The conversion of physiology to pathophysiology in hematological disorders viz: aplastic anemia, myelodysplastic syndrome (MDS) and leukemia in murine models was the subject of study in the present ...programme. Peripheral blood hemogram, spleno-somatic index, bone marrow smear study, cytochemical staining of marrow, cell release kinetics study during marrow explants culture, hematopoietic niche assessment, chromosomal aberration study, plasma membrane stability study of marrow cells, lysosomal membrane and mitochondrial membrane stability study and innate immune parameters were performed in the aplastic anemia, leukemia and MDS mouse model. In bone marrow aplasia, peripheral blood pancytopenia, marrow hypocellularity, decreased marrow cellular viability, deterioration of bone marrow hematopoiesis as well as hematopoietic microenvironment and extramedullary hematopoiesis were noticed. In addition, disruption of mitochondrial and lysosomal membrane integrity along with reduction of innate immune parameters were found in the hematopoietic suppressed condition. Surprisingly, no noticeable chromosomal aberration was found in the aplastic condition.

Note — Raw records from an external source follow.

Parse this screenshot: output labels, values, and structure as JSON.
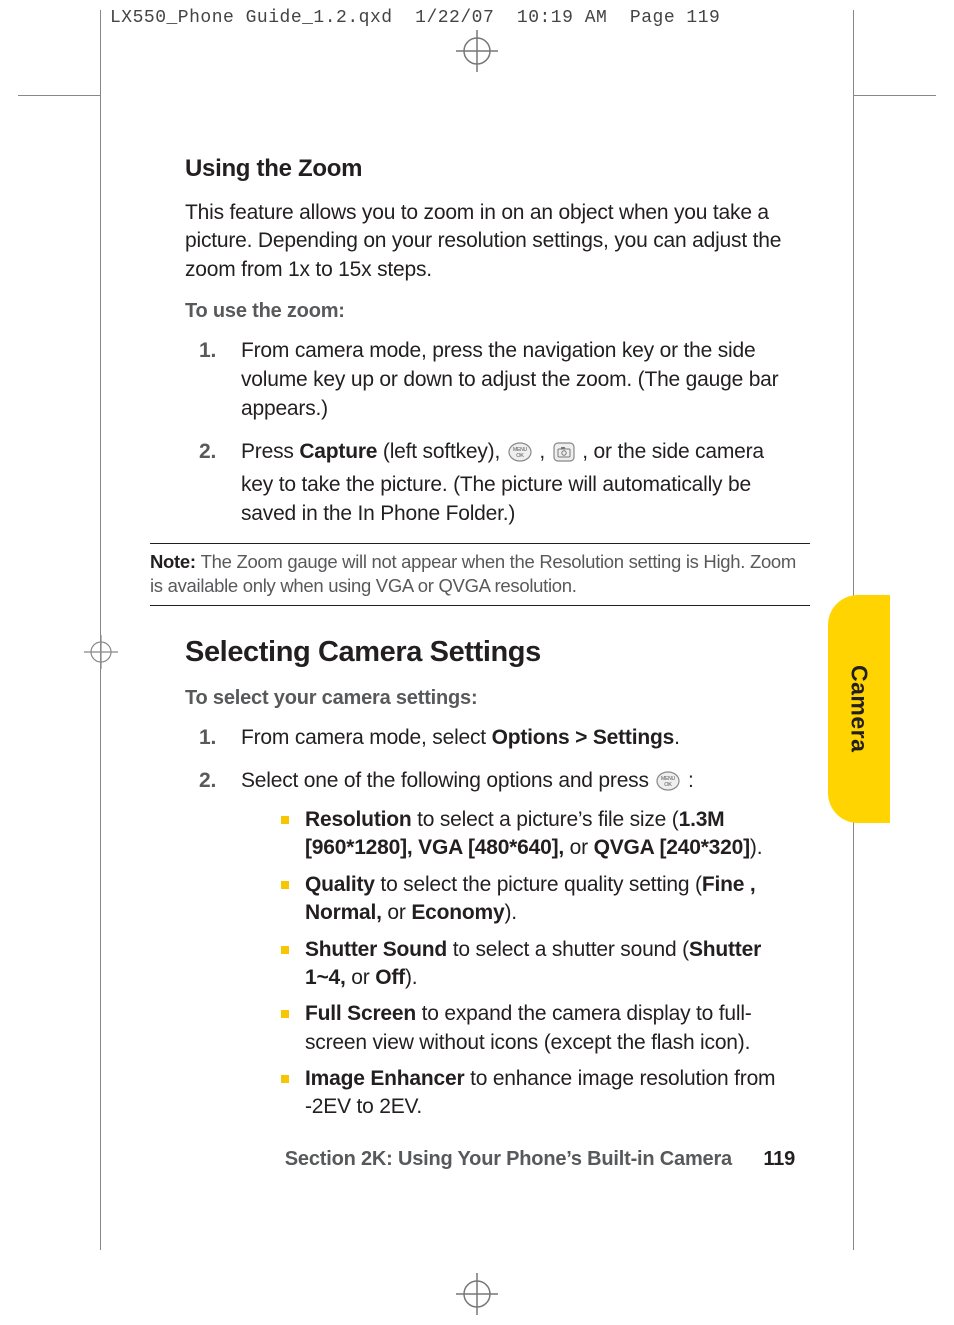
{
  "header": {
    "filename": "LX550_Phone Guide_1.2.qxd",
    "date": "1/22/07",
    "time": "10:19 AM",
    "pagelabel": "Page 119"
  },
  "sec_zoom": {
    "heading": "Using the Zoom",
    "intro": "This feature allows you to zoom in on an object when you take a picture. Depending on your resolution settings, you can adjust the zoom from 1x to 15x steps.",
    "leadin": "To use the zoom:",
    "step1": "From camera mode, press the navigation key or the side volume key up or down to adjust the zoom. (The gauge bar appears.)",
    "step2_a": "Press ",
    "step2_capture": "Capture",
    "step2_b": " (left softkey), ",
    "step2_c": " , ",
    "step2_d": " , or the side camera key to take the picture. (The picture will automatically be saved in the In Phone Folder.)"
  },
  "note": {
    "label": "Note: ",
    "text": "The Zoom gauge will not appear when the Resolution setting is High. Zoom is available only when using VGA or QVGA resolution."
  },
  "sec_settings": {
    "heading": "Selecting Camera Settings",
    "leadin": "To select your camera settings:",
    "step1_a": "From camera mode, select ",
    "step1_bold": "Options > Settings",
    "step1_b": ".",
    "step2_a": "Select one of the following options and press ",
    "step2_b": " :",
    "bullets": {
      "res_a": "Resolution",
      "res_b": " to select a picture’s file size (",
      "res_c": "1.3M [960*1280], VGA [480*640],",
      "res_d": " or ",
      "res_e": "QVGA [240*320]",
      "res_f": ").",
      "qual_a": "Quality",
      "qual_b": " to select the picture quality setting (",
      "qual_c": "Fine , Normal,",
      "qual_d": " or ",
      "qual_e": "Economy",
      "qual_f": ").",
      "shut_a": "Shutter Sound",
      "shut_b": " to select a shutter sound (",
      "shut_c": "Shutter 1~4,",
      "shut_d": " or ",
      "shut_e": "Off",
      "shut_f": ").",
      "full_a": "Full Screen",
      "full_b": " to expand the camera display to full-screen view without icons (except the flash icon).",
      "img_a": "Image Enhancer",
      "img_b": " to enhance image resolution from -2EV to 2EV."
    }
  },
  "tab": "Camera",
  "footer": {
    "section": "Section 2K: Using Your Phone’s Built-in Camera",
    "page": "119"
  },
  "nums": {
    "n1": "1.",
    "n2": "2."
  }
}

Ineffective marrow hematopoiesis together with the disruption of hematopoietic microenvironment was observed in MDS. Also, extramedullary hematopoiesis, increased marrow cellular death, chromosomal aberration and loss of innate immunity were the common events. During leukemia, the number of functionally and structurally immature cells in the peripheral blood and bone marrow was increased together with malignant conversion of hematopoietic cells in the presence of malignancy supportive stromal microenvironment. Chromosomal aberration, decrease of cell mediated immunity with least mitochondrial apoptotic damage were also found in leukemic condition as well.